Saed Syad: With big data, even without having any predictive modeling, we can answer some of those questions by looking into the database. What we call targeting or retargeting is some sort of a database query that makes it faster than you do it in memory. Just having the amount of data we have it is not an easy job. We need some sort of abstraction and predictive modeling. What type of predictive modeling can we use? All the traditional predictive modeling goes through three steps: data, modeling, score. It means I have the data, I build a model and I use the modeling to score.
By having a huge amount of data, the question is, “Should we do the sampling here?” It has been proven that when you have all the data, if you can process it, it is much better than to use a sample. We need some of those techniques to support this amount of data, and there are none.
The majority of those techniques we have like decision tree, neural networks, and support vector machines, are iterative techniques. It means you need to run the same data set many times to optimize parameters. If you pass a couple of millions of records, you should spend 24 hours to get a result. The amount of data we have in big data needs a different approach. It is not just the amount of data, but the speed of generating that data. How about the new data? If I have 100 million records, I go to Google iPredict, I upload it and get my model back after five to ten minutes, what should I do with the 50 variables I get back? If I decide to remove one of those variables, should I go to the website again and build another model?
The solutions we have at this stage on the market are limited in the size of the records they can support and on the time you can spend to build a model. The flow of the process is data–model–score. If you change anything on the data, you need to rebuild your model. This is impossible in big data. Other companies came up with having a simple model based on a few variables, and that is all. Those are not really models, it is more of an optimization method based on limited parameters. Last year, when our CEO called me, he explained the situation and I knew this was going to be the killer app. I told many people in this field about the problem we are facing, about the size of the data, and that we need a real-time data mining technology. It should be different and scalable.

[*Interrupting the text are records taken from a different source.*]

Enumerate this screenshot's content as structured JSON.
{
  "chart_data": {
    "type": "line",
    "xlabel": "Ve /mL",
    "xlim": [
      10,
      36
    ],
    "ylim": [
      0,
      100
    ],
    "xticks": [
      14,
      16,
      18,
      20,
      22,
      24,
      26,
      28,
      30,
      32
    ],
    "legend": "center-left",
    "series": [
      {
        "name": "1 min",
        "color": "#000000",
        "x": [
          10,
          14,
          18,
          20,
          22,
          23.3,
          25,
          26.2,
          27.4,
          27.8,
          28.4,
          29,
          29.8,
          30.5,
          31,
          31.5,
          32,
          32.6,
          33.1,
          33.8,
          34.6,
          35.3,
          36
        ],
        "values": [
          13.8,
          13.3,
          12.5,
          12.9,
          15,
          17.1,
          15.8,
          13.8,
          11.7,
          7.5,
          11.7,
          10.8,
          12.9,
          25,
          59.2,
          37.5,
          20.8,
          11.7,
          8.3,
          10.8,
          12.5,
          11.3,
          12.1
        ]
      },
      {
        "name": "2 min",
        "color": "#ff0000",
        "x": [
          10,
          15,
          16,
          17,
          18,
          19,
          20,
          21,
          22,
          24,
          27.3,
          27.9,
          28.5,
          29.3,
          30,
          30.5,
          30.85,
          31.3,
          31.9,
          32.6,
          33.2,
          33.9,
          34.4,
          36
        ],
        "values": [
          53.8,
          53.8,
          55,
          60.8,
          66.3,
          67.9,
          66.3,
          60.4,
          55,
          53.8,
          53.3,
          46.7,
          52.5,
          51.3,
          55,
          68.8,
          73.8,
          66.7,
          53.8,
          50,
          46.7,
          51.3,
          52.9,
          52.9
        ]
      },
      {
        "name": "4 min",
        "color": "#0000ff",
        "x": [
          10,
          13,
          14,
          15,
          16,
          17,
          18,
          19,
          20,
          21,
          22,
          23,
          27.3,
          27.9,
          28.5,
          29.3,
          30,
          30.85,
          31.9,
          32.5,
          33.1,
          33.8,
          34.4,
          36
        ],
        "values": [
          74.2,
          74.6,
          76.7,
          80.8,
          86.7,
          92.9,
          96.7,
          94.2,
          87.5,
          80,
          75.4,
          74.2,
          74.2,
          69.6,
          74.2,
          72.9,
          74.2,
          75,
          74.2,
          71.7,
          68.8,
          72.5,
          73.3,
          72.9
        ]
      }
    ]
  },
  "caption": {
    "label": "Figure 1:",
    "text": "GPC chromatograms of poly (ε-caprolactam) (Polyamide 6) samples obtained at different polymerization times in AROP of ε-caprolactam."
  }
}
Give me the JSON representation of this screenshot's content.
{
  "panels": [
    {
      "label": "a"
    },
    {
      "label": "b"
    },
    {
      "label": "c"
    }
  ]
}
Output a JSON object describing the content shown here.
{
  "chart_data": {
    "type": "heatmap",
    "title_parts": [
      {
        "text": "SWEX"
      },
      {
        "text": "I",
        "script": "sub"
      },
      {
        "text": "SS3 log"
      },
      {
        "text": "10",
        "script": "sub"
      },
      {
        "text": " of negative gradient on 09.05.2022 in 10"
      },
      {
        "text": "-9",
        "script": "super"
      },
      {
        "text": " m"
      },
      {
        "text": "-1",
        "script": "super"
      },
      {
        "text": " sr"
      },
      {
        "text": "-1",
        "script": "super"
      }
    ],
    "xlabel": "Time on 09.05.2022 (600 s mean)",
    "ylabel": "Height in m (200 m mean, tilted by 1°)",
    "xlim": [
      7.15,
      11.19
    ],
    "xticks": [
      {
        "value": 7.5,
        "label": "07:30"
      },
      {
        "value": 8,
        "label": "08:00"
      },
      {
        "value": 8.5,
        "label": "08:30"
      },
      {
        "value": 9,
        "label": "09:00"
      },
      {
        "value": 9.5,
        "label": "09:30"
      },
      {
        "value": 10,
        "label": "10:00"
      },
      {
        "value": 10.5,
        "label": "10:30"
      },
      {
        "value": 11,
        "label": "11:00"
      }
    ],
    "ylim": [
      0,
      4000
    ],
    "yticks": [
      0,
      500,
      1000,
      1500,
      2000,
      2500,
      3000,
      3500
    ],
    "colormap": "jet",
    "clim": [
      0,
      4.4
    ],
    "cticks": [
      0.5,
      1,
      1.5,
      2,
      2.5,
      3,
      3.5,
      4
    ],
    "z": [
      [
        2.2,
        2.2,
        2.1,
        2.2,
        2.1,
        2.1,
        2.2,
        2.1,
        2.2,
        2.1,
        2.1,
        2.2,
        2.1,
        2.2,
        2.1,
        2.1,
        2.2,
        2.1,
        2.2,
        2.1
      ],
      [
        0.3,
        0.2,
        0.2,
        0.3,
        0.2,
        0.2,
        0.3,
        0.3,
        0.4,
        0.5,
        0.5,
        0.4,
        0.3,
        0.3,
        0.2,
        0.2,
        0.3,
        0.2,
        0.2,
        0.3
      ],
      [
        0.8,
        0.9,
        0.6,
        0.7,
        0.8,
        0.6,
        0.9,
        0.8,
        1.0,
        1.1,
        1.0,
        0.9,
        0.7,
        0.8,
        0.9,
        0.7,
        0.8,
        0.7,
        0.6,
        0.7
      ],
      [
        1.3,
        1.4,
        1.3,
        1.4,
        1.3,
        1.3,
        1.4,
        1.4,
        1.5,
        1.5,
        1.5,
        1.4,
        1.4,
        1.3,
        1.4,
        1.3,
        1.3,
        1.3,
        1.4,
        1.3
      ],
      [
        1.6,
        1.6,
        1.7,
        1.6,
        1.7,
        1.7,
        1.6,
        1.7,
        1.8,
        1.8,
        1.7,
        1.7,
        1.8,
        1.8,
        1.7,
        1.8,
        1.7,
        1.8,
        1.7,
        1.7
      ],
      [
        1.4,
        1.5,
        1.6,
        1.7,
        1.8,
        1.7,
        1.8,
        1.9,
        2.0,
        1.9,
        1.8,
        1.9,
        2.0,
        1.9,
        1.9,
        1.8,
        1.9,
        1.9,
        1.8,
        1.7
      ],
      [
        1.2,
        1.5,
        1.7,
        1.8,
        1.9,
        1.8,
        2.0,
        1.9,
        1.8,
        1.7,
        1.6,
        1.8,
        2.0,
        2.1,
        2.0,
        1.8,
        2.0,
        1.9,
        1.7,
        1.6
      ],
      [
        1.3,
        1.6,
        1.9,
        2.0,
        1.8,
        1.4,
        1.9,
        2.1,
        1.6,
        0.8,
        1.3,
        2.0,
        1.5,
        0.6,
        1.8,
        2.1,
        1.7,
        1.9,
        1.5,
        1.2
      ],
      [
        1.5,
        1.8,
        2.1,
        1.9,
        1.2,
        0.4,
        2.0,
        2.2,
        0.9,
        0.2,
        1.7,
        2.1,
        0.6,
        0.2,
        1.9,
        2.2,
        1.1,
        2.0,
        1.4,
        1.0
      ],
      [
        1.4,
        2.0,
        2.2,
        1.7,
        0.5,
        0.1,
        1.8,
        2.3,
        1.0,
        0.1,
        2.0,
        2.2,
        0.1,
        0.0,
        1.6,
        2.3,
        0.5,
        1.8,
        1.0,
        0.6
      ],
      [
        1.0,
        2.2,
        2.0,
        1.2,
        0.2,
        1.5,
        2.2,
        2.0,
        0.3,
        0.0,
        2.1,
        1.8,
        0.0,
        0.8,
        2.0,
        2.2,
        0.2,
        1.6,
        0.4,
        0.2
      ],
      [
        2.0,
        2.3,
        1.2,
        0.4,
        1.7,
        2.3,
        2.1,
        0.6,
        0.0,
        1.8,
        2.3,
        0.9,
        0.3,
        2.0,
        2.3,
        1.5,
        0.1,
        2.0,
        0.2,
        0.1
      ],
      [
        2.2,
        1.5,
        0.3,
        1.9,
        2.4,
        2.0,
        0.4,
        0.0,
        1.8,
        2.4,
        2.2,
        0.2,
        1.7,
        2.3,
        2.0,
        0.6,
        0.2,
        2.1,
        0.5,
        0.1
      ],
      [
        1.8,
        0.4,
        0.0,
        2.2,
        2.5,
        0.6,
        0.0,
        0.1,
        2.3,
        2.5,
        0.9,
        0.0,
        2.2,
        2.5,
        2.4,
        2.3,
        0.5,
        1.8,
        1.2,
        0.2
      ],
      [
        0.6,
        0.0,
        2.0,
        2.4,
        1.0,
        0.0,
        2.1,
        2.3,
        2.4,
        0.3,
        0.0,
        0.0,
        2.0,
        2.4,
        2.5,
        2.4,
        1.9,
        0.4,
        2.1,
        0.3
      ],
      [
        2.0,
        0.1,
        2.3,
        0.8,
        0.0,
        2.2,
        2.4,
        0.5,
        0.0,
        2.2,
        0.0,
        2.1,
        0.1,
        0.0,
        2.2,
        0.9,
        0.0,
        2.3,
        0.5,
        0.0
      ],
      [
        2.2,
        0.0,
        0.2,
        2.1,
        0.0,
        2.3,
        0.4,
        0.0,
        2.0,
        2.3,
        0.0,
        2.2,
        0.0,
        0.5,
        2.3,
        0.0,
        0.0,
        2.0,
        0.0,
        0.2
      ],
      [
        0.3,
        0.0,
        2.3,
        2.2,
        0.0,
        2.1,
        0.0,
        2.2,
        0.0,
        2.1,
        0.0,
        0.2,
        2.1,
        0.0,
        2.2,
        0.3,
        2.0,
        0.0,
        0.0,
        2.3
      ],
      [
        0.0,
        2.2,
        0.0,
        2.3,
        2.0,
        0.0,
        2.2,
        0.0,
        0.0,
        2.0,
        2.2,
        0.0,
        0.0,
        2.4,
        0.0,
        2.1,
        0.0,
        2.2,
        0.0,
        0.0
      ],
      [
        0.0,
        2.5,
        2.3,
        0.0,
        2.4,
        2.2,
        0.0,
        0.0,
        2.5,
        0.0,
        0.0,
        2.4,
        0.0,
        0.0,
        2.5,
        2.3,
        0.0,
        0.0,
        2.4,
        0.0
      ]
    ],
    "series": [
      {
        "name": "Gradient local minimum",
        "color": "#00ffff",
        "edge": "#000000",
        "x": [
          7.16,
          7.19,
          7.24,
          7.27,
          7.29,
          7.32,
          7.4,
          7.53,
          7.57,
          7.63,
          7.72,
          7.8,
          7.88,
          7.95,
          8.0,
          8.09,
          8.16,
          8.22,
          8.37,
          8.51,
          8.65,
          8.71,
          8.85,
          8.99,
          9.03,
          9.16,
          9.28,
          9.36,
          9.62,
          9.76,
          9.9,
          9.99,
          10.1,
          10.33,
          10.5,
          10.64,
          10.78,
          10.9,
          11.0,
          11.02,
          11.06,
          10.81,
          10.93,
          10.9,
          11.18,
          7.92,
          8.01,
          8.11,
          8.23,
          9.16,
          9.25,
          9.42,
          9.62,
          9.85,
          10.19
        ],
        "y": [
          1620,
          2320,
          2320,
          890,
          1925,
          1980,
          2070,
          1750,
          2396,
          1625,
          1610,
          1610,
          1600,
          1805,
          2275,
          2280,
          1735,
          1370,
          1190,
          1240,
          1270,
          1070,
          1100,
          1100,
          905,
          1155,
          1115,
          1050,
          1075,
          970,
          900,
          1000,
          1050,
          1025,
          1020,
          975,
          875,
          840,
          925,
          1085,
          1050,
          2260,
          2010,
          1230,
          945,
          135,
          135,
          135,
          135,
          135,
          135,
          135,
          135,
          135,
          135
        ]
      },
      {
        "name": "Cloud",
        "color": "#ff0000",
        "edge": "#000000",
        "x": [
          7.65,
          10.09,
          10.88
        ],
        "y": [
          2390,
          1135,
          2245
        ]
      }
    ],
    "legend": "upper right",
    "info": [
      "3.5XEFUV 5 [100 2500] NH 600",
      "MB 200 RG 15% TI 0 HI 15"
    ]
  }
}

Let me explain to you the philosophy behind the real-time learning machines before we did connected real-time data mining to real-time bidding. Even before I started completing my theory on real-time learning machines, I set some basic criteria for that method. Real-time learning should be scalable. Scalability means incremental learning. The data comes in, it should be processed, we should extract knowledge from that data and save that knowledge, not the data. But at the same time, it should be able to do decremental learning – which I call forgetting. For any reason we have a situation where we make a mistake, we need to roll back. So the structure of the real-time machine should support decremental learning.
The third feature is adding new variables on the fly. If in the future, I build a model and I need to add new variables, I shouldn’t go back to the data and build my model, I should do it on the fly. In the traditional way, data score is impossible. Any change in the model means we need to repeat the process. The fourth characteristic is removing a variable on the fly – I call it shrinking. If for any reason we know that we don’t need some of the variables or we can not use it, then we need to remove it. But you shouldn’t have to go back to the data and remove it. The architecture should support this feature of removing variables on the fly. The issue of the scalability means supporting distributed computed. Then the real-time learning should be able to support this. But distributed computing is not enough, because it can be slow.
The last feature is the paraphrasing. This means the structure should support the primary processing. Based on these six main features, I started to design the system. The first thing I learned, amazingly, was about the search engines, back in 1990 to 1995. My goal was beyond just a search engine, which is frequency based predictive modeling. Only frequency-based modeling can not support many of the problems we have, for example, the classification or the regression method – it is not just about the frequency.